I have commented before about the dangers of Europe's future gas dependency on Russia- and the potential for Russia to use energy as a strategic weapon. However this week has seen the emergence of a different crisis and, perhaps as a Liberal, a more predictable one at that. As Edward Lucas notes in the Economist today, the discovery of a Russian gas shortfall opens up the prospect, not of Russia as a dangerous supplier, but of Russia being unable to supply at all.
Why should this be predictable to a Liberal?
Why, simple, the structure of the Russian energy industry as two state controlled behemoths, instead as free market entities has destroyed the efficiency of both operations. Investment has been misdirected and the result is that instead of bringing on new gas fields, Russia has run off old fields, and failed to invest in new transit infrastructure. Meanwhile the country has increased the use of gas in the domestic market. The consequence is that Gazprom will not be able to deliver the gas that it has contracted either to the domestic market or to the overseas markets. Putin will not want to take the electoral punishment that the interruptions to domestic supplies would give him.
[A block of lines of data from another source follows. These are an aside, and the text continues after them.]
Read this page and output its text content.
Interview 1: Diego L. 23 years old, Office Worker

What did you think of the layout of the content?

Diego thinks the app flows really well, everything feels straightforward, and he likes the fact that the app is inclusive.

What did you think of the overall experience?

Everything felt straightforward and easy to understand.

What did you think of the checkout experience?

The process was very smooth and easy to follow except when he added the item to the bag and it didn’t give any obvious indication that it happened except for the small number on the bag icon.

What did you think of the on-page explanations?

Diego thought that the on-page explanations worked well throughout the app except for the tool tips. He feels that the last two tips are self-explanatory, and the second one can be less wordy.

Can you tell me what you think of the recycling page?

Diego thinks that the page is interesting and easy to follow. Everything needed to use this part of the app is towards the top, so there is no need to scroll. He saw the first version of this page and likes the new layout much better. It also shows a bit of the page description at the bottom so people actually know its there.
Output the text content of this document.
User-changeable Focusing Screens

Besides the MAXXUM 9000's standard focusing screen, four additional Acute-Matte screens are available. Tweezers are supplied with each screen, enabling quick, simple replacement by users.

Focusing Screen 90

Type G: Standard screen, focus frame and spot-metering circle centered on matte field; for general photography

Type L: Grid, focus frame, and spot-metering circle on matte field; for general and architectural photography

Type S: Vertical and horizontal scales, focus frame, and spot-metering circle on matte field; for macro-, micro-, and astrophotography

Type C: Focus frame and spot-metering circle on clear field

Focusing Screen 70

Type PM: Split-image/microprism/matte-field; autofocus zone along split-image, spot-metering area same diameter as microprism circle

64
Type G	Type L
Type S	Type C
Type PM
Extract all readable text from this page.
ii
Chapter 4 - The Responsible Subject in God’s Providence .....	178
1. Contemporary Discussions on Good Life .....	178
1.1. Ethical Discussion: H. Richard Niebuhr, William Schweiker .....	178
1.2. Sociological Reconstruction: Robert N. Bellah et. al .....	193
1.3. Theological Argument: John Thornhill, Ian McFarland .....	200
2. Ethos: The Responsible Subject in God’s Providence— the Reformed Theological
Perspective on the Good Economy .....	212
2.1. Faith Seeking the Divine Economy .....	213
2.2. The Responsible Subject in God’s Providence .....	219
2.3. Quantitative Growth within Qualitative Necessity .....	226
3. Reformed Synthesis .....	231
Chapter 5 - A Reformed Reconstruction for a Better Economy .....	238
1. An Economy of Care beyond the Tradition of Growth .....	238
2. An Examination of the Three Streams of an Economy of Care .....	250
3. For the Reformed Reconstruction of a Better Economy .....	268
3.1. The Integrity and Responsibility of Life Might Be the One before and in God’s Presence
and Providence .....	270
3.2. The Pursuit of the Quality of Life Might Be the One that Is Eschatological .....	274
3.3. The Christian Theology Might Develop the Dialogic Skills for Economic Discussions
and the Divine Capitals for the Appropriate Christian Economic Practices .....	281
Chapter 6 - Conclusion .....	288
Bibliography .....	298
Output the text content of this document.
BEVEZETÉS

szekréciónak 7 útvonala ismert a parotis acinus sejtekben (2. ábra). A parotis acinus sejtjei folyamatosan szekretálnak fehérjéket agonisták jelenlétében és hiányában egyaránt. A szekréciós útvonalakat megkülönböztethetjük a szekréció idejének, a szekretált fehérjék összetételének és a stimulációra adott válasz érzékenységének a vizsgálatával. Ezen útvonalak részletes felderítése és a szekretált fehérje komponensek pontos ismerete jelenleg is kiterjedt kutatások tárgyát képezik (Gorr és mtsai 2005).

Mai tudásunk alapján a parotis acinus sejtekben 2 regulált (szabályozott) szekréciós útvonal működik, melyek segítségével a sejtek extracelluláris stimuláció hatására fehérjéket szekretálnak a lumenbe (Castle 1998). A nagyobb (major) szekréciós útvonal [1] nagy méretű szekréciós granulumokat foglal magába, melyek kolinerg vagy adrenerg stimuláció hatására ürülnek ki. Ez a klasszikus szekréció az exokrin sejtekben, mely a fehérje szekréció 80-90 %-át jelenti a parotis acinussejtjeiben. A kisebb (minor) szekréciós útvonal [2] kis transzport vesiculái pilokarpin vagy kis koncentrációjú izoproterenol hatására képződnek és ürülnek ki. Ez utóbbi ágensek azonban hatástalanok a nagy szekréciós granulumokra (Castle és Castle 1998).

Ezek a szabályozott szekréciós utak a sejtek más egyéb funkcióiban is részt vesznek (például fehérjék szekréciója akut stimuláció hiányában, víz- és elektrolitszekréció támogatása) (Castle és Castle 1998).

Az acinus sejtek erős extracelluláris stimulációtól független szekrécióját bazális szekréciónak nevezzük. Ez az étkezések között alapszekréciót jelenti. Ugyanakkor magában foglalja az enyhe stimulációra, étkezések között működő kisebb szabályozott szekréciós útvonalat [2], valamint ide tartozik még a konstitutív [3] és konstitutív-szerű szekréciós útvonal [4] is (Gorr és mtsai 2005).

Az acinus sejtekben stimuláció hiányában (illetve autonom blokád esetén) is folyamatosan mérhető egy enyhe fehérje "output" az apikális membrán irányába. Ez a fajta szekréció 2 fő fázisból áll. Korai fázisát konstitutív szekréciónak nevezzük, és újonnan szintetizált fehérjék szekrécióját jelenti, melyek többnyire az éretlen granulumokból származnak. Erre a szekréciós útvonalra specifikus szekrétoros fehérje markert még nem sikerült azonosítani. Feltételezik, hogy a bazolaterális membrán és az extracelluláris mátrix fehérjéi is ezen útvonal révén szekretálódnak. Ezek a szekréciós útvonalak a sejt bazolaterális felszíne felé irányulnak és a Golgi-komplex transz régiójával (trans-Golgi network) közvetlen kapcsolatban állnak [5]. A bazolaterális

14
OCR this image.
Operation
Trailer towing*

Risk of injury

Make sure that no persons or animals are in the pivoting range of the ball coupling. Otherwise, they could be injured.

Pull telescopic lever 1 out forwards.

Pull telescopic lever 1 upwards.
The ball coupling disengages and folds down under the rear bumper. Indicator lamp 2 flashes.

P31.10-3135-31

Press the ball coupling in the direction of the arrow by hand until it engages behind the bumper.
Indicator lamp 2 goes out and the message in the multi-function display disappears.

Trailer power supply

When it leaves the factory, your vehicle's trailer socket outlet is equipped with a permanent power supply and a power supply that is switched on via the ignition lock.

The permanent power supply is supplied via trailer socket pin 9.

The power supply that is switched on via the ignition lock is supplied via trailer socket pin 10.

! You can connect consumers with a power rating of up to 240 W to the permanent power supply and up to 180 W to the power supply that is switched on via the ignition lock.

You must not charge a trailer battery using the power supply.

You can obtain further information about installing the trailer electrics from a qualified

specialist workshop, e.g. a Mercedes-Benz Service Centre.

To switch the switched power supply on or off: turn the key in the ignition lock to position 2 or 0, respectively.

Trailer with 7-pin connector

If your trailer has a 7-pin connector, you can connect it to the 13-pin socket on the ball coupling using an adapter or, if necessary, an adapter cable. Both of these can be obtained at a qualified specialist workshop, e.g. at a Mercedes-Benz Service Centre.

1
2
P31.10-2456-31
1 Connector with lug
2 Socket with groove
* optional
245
The consequence will be erratic supplies elsewhere.
Meanwhile, where new energy supplies are being opened up- in the Sahkalin-2 fields that Shell is developing, further disputes threaten the entire basis of international investment in the country. Unless Russia honours its contracts, the fact is that it will not get access to the technology that it needs to bring on new oil and gas fields, nor to increase capacity in existing fields, which have had their geology damaged by Soviet drilling techniques.
In the face of the gathering storm in European-Russian relations, few in the British government will want to take up the case of the dead Mr. Litvinenko. However, whether the British government desires it or not, it will be his ghost that speaks loudest at the deliberations this coming week.